Saiu de Espanha devido a suspeitas de estar envolvido em casos de corrupção e desvio de fundos.
Em causa, o recebimento de 65 milhões de euros em comissões para a construção do comboio de alta velocidade Medina-Meca doações não declaradas e fundos em paraísos fiscais.
Os três casos já foram arquivados pela justiça espanhola, ou seja, o monarca já não corre o risco de ser preso.
Juan Carlos vai estar em Espanha quatro dias. Os três primeiros serão passados na Galiza, onde vai participar nas regatas de barco à vela. Com o filho, Felipe VI, só se encontra na segunda-feira, o mesmo dia em que regressa a Adu Dhabi.
Juan Carlos abdicou do trono em 2014, depois de escândalos de corrupção e de indícios de infidelidade.
Debate político
O regresso de Juan Carlos a Espanha volta a criar um intenso debate político no país sobre a sua figura, assim como o papel da monarquia.
Depois da decisão em 2 de março passado do Ministério Público de encerrar o caso, o rei emérito escreveu ao filho, Felipe VI, cinco dias depois, para expressar o seu desejo de regressar a Espanha e “lamentar sinceramente” a forma como conduziu a sua vida privada.
No dia seguinte à divulgação da carta, Pedro Sánchez, insistiu que, na sua opinião, Juan Carlos devia dar uma explicação ao povo espanhol pelas suas atividades económicas que o colocaram no centro das atenções da Justiça e que considerou serem “dececionantes”.
A porta-voz do executivo espanhol, Isabel Rodríguez, disse esta semana, depois de saber que o rei emérito iria viajar para Espanha, que as “considerações” feitas pelo chefe do executivo “são tão válidas hoje como eram ontem”, deixando claro que o Governo nada tem a dizer sobre a “decisão pessoal” de Juan Carlos de visitar o país.

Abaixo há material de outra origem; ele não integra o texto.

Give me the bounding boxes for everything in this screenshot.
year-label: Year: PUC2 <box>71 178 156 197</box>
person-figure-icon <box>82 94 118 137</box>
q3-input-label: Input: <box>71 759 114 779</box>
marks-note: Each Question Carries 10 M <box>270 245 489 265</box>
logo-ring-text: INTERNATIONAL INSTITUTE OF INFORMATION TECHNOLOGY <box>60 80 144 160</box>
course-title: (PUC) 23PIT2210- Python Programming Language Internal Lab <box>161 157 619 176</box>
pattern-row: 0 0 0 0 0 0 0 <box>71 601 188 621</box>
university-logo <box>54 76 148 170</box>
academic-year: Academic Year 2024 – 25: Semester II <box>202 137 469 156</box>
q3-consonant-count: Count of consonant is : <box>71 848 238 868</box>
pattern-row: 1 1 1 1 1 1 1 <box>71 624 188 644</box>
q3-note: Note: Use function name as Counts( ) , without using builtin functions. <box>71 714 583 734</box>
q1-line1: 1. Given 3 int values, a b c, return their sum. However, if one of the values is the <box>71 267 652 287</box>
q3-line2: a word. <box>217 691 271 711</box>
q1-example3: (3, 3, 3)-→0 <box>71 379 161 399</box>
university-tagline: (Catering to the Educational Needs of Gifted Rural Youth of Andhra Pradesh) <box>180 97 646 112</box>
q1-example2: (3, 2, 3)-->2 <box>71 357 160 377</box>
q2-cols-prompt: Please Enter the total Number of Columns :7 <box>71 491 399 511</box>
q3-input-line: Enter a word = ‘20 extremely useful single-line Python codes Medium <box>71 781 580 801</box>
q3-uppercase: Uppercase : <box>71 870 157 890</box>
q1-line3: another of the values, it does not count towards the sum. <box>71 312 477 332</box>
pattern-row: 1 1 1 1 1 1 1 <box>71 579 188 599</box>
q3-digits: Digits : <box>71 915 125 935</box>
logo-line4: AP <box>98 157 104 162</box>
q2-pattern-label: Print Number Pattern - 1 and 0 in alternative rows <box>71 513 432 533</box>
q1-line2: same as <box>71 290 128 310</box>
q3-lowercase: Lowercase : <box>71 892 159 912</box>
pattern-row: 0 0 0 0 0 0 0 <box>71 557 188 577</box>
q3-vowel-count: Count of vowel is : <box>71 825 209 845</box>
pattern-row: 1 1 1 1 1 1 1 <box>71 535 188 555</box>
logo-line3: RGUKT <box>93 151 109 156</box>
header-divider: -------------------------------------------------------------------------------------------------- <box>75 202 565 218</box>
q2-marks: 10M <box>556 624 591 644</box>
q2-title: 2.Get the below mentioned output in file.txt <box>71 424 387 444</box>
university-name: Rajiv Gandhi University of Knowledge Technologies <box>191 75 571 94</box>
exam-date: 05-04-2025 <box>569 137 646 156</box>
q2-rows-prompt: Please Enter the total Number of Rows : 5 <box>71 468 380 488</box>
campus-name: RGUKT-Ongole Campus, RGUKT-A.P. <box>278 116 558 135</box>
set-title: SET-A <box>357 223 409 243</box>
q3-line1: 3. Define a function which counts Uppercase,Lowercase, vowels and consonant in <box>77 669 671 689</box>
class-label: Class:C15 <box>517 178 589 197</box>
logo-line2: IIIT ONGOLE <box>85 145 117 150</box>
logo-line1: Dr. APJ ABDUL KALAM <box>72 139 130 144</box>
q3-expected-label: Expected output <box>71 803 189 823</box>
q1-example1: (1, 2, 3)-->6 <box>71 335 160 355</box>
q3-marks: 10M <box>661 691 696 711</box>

A secretária-geral adjunta do Partido Socialista (PSOE), Adriana Lastra, afastou qualquer envolvimento do Governo no regresso do rei emérito a Espanha, que considerou tratar-se de uma decisão pessoal que “nada tem a ver” com o executivo e sobre a qual “só a Casa Real se pode exprimir”.
“A informação que temos tido nos últimos anos sobre Juan Carlos “é muito preocupante para a instituição”, disse a ministra da Economia e número dois do Governo, a socialista Nadia Calviño.
O presidente do Partido Popular (direita), o principal da oposição, Alberto Núñez Feijóo, manifestou esta semana o seu apoio ao regresso do rei emérito, porque já não tem “casos pendentes”, pelo que tem “todo o direito de visitar Espanha”.
Os principais críticos de Juan Carlos e da instituição monárquica são os partidos de extrema-esquerda e as muitas formações regionais, principalmente as de cariz nacionalista e independentista, que se têm feito ouvir, principalmente pela sua presença assídua nos órgãos de comunicação social.